A discussão é bastante complexa, controversa, uma verdadeira inovação para a sociedade, dado que não está tipificada, literalmente, na norma infraconstitucional.

Com a evolução da internet, as mídias sociais dominam e modificam o teatro social: Facebook, Instagram, Skype etc. transformam a sociedade, nesses ambientes tudo se torna imagem, exposição… Ficamos desnudos, desvelados, cada sujeito, potencialmente, torna-se o próprio objeto-propaganda no mundo virtual. Vivemos a época da sociedade do espetáculo, da imagem e da superficialidade digital.

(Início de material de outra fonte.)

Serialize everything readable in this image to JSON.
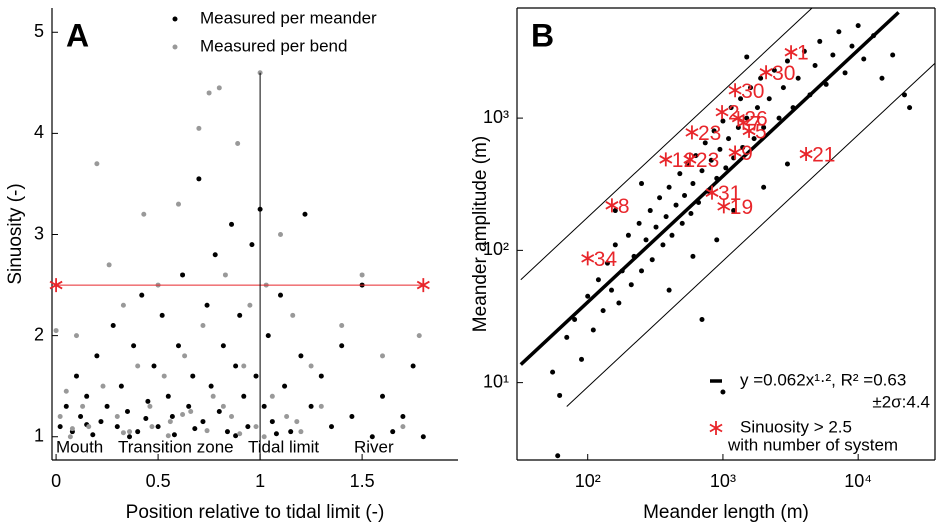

Em contrapartida, a evolução dos tipos penais, as novas regras de interpretação judicial adaptam-se aos novos costumes.

Nessa perspectiva, como foco do artigo em comento, temos o crime previsto no art. 217-A do CP, introduzido pela lei n. 12.015, de 2009. A dicção do art. 217-A do CP estipula o seguinte: “Ter conjunção carnal ou praticar outro ato libidinoso com alguém menor de 14 anos de idade.” A idade da vítima, menor de 14 anos, como sujeito passivo de atos libidinosos, ou conjunção carnal, por si só, é suficiente para tornar o fato formal e materialmente típico, segundo o entendimento majoritário; embora possa ser, excepcionalmente, mitigado a depender do contexto. Não se exigem violência ou grave ameaça contra a vítima – entendimento firmado na proteção integral à criança, constante no art. 227, caput, c/c o § 4º da Constituição Federal e de instrumentos internacionais (Resp 1.028.062/RS, Rel. Ministro ROGERIO SCHIETTI CRUZ, Sexta Turma. Julgado em 2/2/2016, DJe 23/2/2016).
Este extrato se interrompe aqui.